- official logo
- Founded: 2001
- Location: Hillsboro, Oregon
- Concert hall: Hidden Creek Community Center, Hillsboro, Oregon
- Principal conductor: Jeff Hornick
- Website: hillsborosymphony.org

= Hillsboro Symphony Orchestra =

American symphony orchestra

Hillsboro Symphony Orchestra (HSO) is an amateur orchestra based in Hillsboro in the Portland metropolitan area of the U.S. state of Oregon. Founded in 2001, the non-profit group has 86 musicians and is led by conductor Jeff Hornick. They perform three concerts per year at Hillsboro's Hidden Creek Community Center. Additionally, the orchestra also has five ensembles that perform at other events in the area.

==History==
The orchestra was organized in the spring of 2001 by several people, including Mike Graves, Barbara Hanson, and Morgan Brown. Organized as a non-profit group, the community orchestra sought local amateur musicians who were tired of driving to neighboring Portland in order to participate in an orchestra, or who had stopped performing altogether due to the lack of a local group. In the beginning the group rehearsed at Hillsboro High School and attracted musicians from Hillsboro along with those from the neighboring cities of Forest Grove and Beaverton.

Rehearsals started in September 2001, and HSO planned on three concerts that year with a total of 30 members. Their first conductor was Stefan Minde, who had been the conductor of the Portland Opera from 1970 until 1984. Musicians ranged from high school students to housewives. The group's debut concert was November 16, 2001, held at J. B. Thomas Middle School in Hillsboro with almost 500 people in attendance. The concert was free to attend, as were their other early concerts, and featured pieces from Richard Wagner, Johannes Brahms, and Gioachino Rossini among others. In these early days of the group, Portland’s Metropolitan Youth Symphony and Pacific University in Forest Grove donated sheet music to the orchestra.

For the Hillsboro Orchestra’s second concert, the event was moved to Hillsboro High School’s new auditorium. That concert was held in March 2002, and by that time the group had grown to almost 40 people. Minde left the group in 2003 and Sharon Northe took over as conductor. By 2004, concerts had moved to the auditorium of the new Liberty High School, which included their spring 2004 concert entitled a "Collection of America's Favorite Music" that included works by Aaron Copland. The group’s fall convert that year was An Austrian Reverie and featured works by Wolfgang Amadeus Mozart and Ludwig van Beethoven, among others.

Their winter concert in March 2005 mainly used work by Jean Sibelius, a Finnish composer, and featured an owl from the Oregon Zoo for a Harry Potter-themed piece. By December 2006 the group was led by conductor Sharon Northe and totaled 65 musicians. That month the orchestra performed Russian Rhapsodies, a concert featuring the works of Russian composers.

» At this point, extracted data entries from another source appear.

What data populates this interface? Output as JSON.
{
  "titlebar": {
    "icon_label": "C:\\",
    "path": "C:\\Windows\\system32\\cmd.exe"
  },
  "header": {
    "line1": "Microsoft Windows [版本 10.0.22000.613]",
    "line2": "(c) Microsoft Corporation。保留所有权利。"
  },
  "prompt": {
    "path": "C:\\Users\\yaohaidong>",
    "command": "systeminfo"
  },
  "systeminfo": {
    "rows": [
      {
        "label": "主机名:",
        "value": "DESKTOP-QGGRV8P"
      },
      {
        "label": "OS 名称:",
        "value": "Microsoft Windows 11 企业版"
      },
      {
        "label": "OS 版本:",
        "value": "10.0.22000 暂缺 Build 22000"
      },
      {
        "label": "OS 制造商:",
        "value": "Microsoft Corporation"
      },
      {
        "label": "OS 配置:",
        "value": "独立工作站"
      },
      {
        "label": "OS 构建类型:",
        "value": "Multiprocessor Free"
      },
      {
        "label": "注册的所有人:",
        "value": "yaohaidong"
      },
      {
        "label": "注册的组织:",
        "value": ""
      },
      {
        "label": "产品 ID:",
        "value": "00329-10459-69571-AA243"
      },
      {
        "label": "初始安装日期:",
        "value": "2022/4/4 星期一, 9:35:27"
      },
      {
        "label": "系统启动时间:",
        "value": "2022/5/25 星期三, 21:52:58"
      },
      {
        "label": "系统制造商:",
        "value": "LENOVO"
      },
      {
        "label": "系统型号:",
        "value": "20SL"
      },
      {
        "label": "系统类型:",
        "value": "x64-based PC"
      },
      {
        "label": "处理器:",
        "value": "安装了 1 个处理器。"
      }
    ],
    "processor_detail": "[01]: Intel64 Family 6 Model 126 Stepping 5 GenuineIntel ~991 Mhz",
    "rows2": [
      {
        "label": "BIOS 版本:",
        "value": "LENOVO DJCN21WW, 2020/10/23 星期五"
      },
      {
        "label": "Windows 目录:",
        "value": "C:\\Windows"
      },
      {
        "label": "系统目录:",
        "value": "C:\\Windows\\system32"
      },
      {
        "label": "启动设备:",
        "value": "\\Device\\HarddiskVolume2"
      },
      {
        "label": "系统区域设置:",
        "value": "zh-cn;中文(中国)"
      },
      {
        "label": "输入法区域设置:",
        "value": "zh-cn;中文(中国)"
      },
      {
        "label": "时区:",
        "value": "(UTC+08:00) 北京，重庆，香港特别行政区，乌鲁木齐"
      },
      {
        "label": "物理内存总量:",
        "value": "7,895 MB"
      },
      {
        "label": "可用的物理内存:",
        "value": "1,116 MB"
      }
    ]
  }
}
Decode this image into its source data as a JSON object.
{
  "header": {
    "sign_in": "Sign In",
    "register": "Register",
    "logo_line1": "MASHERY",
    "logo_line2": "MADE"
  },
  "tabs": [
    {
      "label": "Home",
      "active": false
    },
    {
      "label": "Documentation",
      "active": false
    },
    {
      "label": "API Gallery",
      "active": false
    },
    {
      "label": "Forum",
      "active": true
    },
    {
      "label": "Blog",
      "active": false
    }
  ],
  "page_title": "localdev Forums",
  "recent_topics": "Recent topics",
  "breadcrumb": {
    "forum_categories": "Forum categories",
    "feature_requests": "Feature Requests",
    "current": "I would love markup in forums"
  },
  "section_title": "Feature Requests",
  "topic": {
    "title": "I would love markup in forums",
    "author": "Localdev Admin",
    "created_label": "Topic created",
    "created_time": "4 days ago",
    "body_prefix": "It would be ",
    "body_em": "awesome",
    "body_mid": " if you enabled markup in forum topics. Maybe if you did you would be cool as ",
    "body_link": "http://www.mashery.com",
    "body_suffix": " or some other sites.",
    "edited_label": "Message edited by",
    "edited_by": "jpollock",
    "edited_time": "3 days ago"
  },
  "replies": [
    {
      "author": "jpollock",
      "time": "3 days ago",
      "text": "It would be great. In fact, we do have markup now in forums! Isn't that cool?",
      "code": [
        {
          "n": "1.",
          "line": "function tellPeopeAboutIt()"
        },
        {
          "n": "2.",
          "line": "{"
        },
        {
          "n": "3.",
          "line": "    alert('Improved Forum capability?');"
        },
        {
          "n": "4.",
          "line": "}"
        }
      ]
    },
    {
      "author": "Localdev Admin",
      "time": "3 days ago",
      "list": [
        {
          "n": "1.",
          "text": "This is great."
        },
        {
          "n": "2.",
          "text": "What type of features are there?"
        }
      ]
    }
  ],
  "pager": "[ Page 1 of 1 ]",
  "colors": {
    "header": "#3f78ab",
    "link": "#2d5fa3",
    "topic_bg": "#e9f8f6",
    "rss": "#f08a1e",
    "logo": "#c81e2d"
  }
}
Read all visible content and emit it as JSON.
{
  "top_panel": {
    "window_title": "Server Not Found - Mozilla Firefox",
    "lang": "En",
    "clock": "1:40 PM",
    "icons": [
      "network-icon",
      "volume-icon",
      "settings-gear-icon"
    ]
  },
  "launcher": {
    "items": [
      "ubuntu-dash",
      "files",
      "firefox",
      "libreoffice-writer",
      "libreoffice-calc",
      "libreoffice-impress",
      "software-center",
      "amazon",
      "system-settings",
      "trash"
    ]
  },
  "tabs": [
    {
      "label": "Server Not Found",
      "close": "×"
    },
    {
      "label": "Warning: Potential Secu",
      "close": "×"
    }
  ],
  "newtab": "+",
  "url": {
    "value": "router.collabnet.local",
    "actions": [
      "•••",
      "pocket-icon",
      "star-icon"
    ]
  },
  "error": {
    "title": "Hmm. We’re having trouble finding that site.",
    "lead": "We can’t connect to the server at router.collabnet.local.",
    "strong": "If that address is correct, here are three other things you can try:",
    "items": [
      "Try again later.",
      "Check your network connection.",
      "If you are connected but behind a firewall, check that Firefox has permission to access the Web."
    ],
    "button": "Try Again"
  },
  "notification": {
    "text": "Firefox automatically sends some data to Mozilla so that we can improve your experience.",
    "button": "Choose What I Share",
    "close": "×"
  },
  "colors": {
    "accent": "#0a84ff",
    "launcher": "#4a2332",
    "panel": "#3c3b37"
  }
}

During November and December 2007 the Hillsboro Symphony performed "A Musical Horn of Plenty". In December 2007, the orchestra was given a $1,318 grant from the Regional Arts & Culture Council. The grant was to allow the group to put on a May 2008 concert with a pirate theme at Liberty High School. The group held a concert in March 2008 at Liberty entitled A Glimpse of Leyden Magic arranged by Norman Leyden. Down by the Sea and A Salute to the Big Bands were the two titles to HSO's March 2009 concert. For the group's March 2010 concert they featured pieces by Ottorino Respighi and Elliot Del Borgo in a show entitled Dawn of Ancient Melodies. That show also included a performance by a belly dancer.

==Details==
Hillsboro Symphony Orchestra is an all-volunteer, community-based orchestra. The non-profit group performs a total of three concerts each season starting with one in November, one in March and one in May. Members of the group range from high school students to doctors to teachers and engineers, among others. The orchestra mainly draws members from within Washington County on the west side of the Portland metropolitan area. Sharon Northe was the conductor of the group from 2003 to 2022 at which point Jeff Hornick took over as conductor. Tiffany Lai has been President since April 29, 2019.